Though she is mentioned only once — in the liner notes, thanked right after his family — it's not hard to find the source of this ardor: Mendes’ longtime romantic and quarantine partner, singer Camila Cabello. Whatever happens to this couple in the future, she has inspired a hopelessly romantic set.
“Teach Me How to Love” flirts with ’80s disco (with Anderson .Paak on drums) and “305” (the area code to Cabello's Miami) is a candy-colored piece of '60s doo-wop in which Mendes sings to his lover, “If there’s a door to heaven, baby you’re the key.” The lovers are finding a new home to share in “24 Hours” — “It’s a little soon but I wanna come home to you,” he sings.

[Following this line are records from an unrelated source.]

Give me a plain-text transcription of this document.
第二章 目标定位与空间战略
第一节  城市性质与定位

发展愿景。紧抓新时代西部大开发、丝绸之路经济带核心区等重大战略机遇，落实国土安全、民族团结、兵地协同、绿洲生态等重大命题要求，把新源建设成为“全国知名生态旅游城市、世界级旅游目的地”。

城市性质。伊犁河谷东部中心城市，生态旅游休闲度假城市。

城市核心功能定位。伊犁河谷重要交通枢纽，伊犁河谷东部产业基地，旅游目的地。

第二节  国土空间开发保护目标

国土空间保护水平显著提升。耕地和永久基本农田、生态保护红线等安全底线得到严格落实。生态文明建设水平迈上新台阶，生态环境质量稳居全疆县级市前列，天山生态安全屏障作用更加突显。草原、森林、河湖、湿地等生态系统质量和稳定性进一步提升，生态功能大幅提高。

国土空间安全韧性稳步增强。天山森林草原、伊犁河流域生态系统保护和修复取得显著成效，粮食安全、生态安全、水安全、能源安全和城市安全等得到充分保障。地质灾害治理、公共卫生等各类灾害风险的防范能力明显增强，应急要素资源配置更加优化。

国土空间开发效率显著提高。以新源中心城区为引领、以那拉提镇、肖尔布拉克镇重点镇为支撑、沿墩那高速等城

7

Mendes' falsetto soars with pure glee atop a pillow of strings on the standout “Look Up at the Stars” (where Mendes sings “the universe is ours” in a Coldplay “Yellow” way) and “Always Been You” is both soaring and triumphant. This is music you’d hear in a mall in heaven.
The only tune that veers out of the love zone is Mendes’ duet with Justin Bieber, “Monster,” an outstanding moody banger about how early fame messes with you, sung by a rising heartthrob singer-songwriter and an established one.
In-demand producer Kid Harpoon, who took Harry Stiles to new heights on “Fine Line,” is all over this gooey album. There's little of the urgency Mendes has shown before — no “There’s Nothing Holdin’ Me Back” or ”In My Blood" — and “Wonder” is sometimes hard to take during extended plays — especially its pointless intro — but to find fault with it is to find fault with love itself.